To sort out the significance of the mirror’s symbolism in Through the Looking-Glass, think about how the symbolism of the mirror is reflected in other elements of the text.
At first, the looking-glass (i.e., the mirror) symbolizes a kind of punishment. When the kitten disobeys Alice and doesn’t fold its arm as Alice asked her, Alice holds it up to the looking-glass so that it can see how sulky it is. According to the narrator, Alice does this to the kitty in order “to punish it.”

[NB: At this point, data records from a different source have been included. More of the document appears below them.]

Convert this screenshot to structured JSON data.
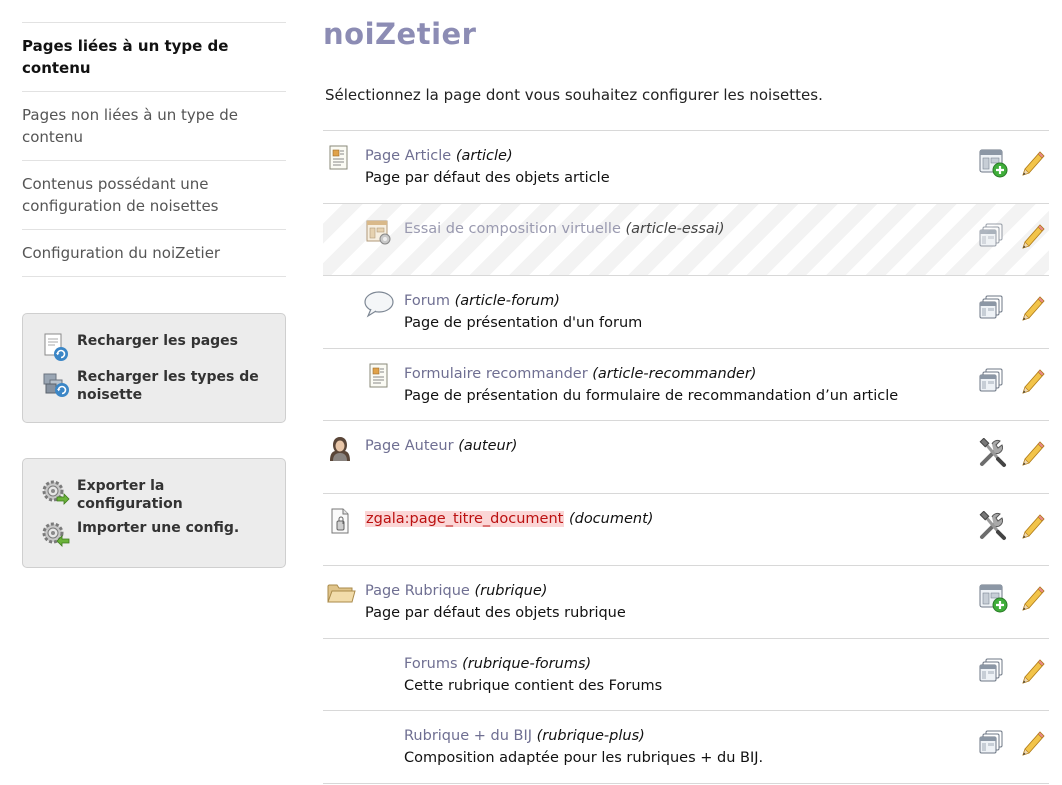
{
  "sidebar": {
    "nav": [
      {
        "label": "Pages liées à un type de contenu",
        "active": true
      },
      {
        "label": "Pages non liées à un type de contenu",
        "active": false
      },
      {
        "label": "Contenus possédant une configuration de noisettes",
        "active": false
      },
      {
        "label": "Configuration du noiZetier",
        "active": false
      }
    ],
    "reload_box": {
      "reload_pages": "Recharger les pages",
      "reload_types": "Recharger les types de noisette"
    },
    "config_box": {
      "export": "Exporter la configuration",
      "import": "Importer une config."
    }
  },
  "main": {
    "title": "noiZetier",
    "intro": "Sélectionnez la page dont vous souhaitez configurer les noisettes.",
    "pages": [
      {
        "title": "Page Article",
        "id": "(article)",
        "desc": "Page par défaut des objets article",
        "icon": "article-page-icon",
        "action_icon": "add-composition-icon"
      },
      {
        "title": "Essai de composition virtuelle",
        "id": "(article-essai)",
        "desc": "",
        "icon": "composition-icon",
        "action_icon": "compositions-icon"
      },
      {
        "title": "Forum",
        "id": "(article-forum)",
        "desc": "Page de présentation d'un forum",
        "icon": "speech-bubble-icon",
        "action_icon": "compositions-icon"
      },
      {
        "title": "Formulaire recommander",
        "id": "(article-recommander)",
        "desc": "Page de présentation du formulaire de recommandation d’un article",
        "icon": "form-page-icon",
        "action_icon": "compositions-icon"
      },
      {
        "title": "Page Auteur",
        "id": "(auteur)",
        "desc": "",
        "icon": "author-icon",
        "action_icon": "tools-icon"
      },
      {
        "title": "zgala:page_titre_document",
        "id": "(document)",
        "desc": "",
        "icon": "document-icon",
        "action_icon": "tools-icon"
      },
      {
        "title": "Page Rubrique",
        "id": "(rubrique)",
        "desc": "Page par défaut des objets rubrique",
        "icon": "folder-icon",
        "action_icon": "add-composition-icon"
      },
      {
        "title": "Forums",
        "id": "(rubrique-forums)",
        "desc": "Cette rubrique contient des Forums",
        "icon": "",
        "action_icon": "compositions-icon"
      },
      {
        "title": "Rubrique + du BIJ",
        "id": "(rubrique-plus)",
        "desc": "Composition adaptée pour les rubriques + du BIJ.",
        "icon": "",
        "action_icon": "compositions-icon"
      }
    ]
  },
  "colors": {
    "title": "#8c8cb4",
    "link": "#6f6f92",
    "missing_translation_bg": "#fbd6d6",
    "missing_translation_text": "#b11111"
  }
}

If the mirror symbolizes punishment, it’s possible to argue that the language, imagery, and illustrations reflect the punishing nature of the mirror. Indeed, the world inside the mirror is far from a peaceful, harmonious place. Alice regularly gets into tiffs and trouble. Whether it’s on a train, on a boat, or in conversation with Humpy Dumpty, the inhospitable language and imagery seem to tie back to the original idea that the looking-glass is an unpleasant object.
The illustrations, too, arguably reflect the notion that the mirror is a symbol for punishment. John Tenniel’s original drawings could reasonably be described as unsettling. The stark back-and-white palette, along with the haunting shading and proliferation of marks, support the idea that the world inside the looking-glass is a scary place that one visits at their own risk.